What's the right way?

So what is the formula to speed up delivery?  Assuming that you prioritize speed over cost (see The Trinity Extended for more on this):
  • Acquire a good technology leader.   Find someone with credentials and references you trust, and then let them get on with it.  If you made a bad choice, then really, that's your or maybe your Boss' fault, isn't it?
  • Acquire good technologists.  Unfortunately, they're rarely cheap, because they know what they're worth.  Also unfortunately there are a bunch out there that will take advantage of you so you can also easily end up not getting what you paid for.
  • Domain knowledge, and even better, interest.  Acquire technologists that understand what you want built.  They should "get it" when you give a high level overview on what you want.  Ideally, you'll find people that have an actual personal interest in what you want done.  They want to build software that they would use themselves.
  • Delivered something similar.  Acquire technologists that have a proven track record delivering something similar to what you want to do.  It will certainly help with scheduling and anticipating risks.
  • Cultural alignment.  Acquire people that live and breathe within your target market.  It's much more likely they'll have an implicit understanding of your customers and what's required right at the start.  Also hire people that have worked in companies like yours:
    • Start-ups vs big companies
    • New development versus support and extend existing, inherited, purchased products
    • New development versus integration and middleware
    • Internal versus external customer facing
    • b2b versus b2c
    • Dedicated resourcing (generally apolitical) versus programme "beg-borrow-steal" persuasion/shared model of resourcing (generally political)
    • Static (not much change, driving down costs) versus dynamic (fast moving market, environment; lots of change)
    • Reactive (operationally oriented; opportunity led) versus Proactive (project oriented; strategy led)
  • Knowingly manage technical debt.  Sure, you can accelerate now and pay later.  Commercial realities may dictate this behavior.  Just make sure you knowingly stay aware of how much technical debt you're creating as you go.  Set budget, strategy, constraints, horizon expectations clearly and have your tech team explain where debt is being accumulated and likely impacts that will result.
There are many other and similar views on how to deliver fast and well.  The whole family of Agile, XP, Scrum, DSDM, FDD, Kanban and other similar methodologies all take views on this.  They are all interesting and worthwhile to understand and use as appropriate.  But to me most of them don't really emphasize enough the human component, the true difference a really excellent technology individual and/or team can make.  Instead if closely followed they tend to treat people equally, reward mediocrity, and put process ahead of people.  All technologists are definitely not created equal, and yes, they're not machines they're people.

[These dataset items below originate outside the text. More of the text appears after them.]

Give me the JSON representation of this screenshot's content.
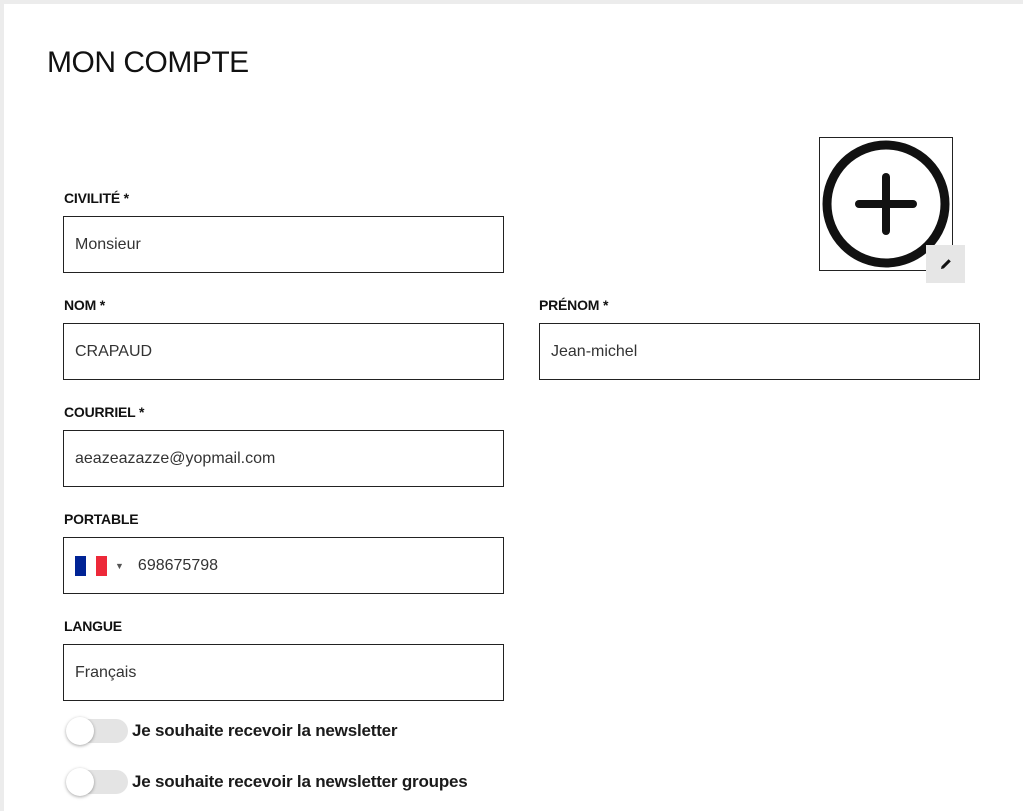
{
  "page": {
    "title": "MON COMPTE"
  },
  "form": {
    "civilite": {
      "label": "CIVILITÉ *",
      "value": "Monsieur"
    },
    "nom": {
      "label": "NOM *",
      "value": "CRAPAUD"
    },
    "prenom": {
      "label": "PRÉNOM *",
      "value": "Jean-michel"
    },
    "courriel": {
      "label": "COURRIEL *",
      "value": "aeazeazazze@yopmail.com"
    },
    "portable": {
      "label": "PORTABLE",
      "value": "698675798",
      "country_flag_icon": "france-flag-icon",
      "flag_colors": [
        "#002395",
        "#ffffff",
        "#ed2939"
      ]
    },
    "langue": {
      "label": "LANGUE",
      "value": "Français"
    }
  },
  "avatar": {
    "icon": "add-circle-icon",
    "edit_icon": "pencil-icon"
  },
  "toggles": [
    {
      "label": "Je souhaite recevoir la newsletter",
      "checked": false
    },
    {
      "label": "Je souhaite recevoir la newsletter groupes",
      "checked": false
    }
  ]
}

If you are unable to effectively make a judgment about the situation (good for you, at least you recognize this in yourself), bring in an external IT consultant you trust or with a good reputation to perform an IT audit.  Have the consultant take a view on what is and isn't working.  And whatever you do, don't bring in a consultant who is a stealth sales implant for a large professional services arm at the same company.  Make it very clear that you would use someone else to do any follow-up remediation.

Conclusion

It is possible that you have a poor, slow speed delivery team.  Perhaps you do need to significantly alter how you deliver with new people, new suppliers.

However, before you do anything radical, do your business and shareholders a favor.  Sit back and think for a minute where the "slow" designation comes from and how objective it really is.  If the only common denominator between the in-house and out-sourced speed assessment is you, perhaps it's your judgment of "slow" may be flawed and/or that you really aren't managing your technical debt.  And if you're really not sure, get a project/IT audit done by a trusted resource to give you an outside view.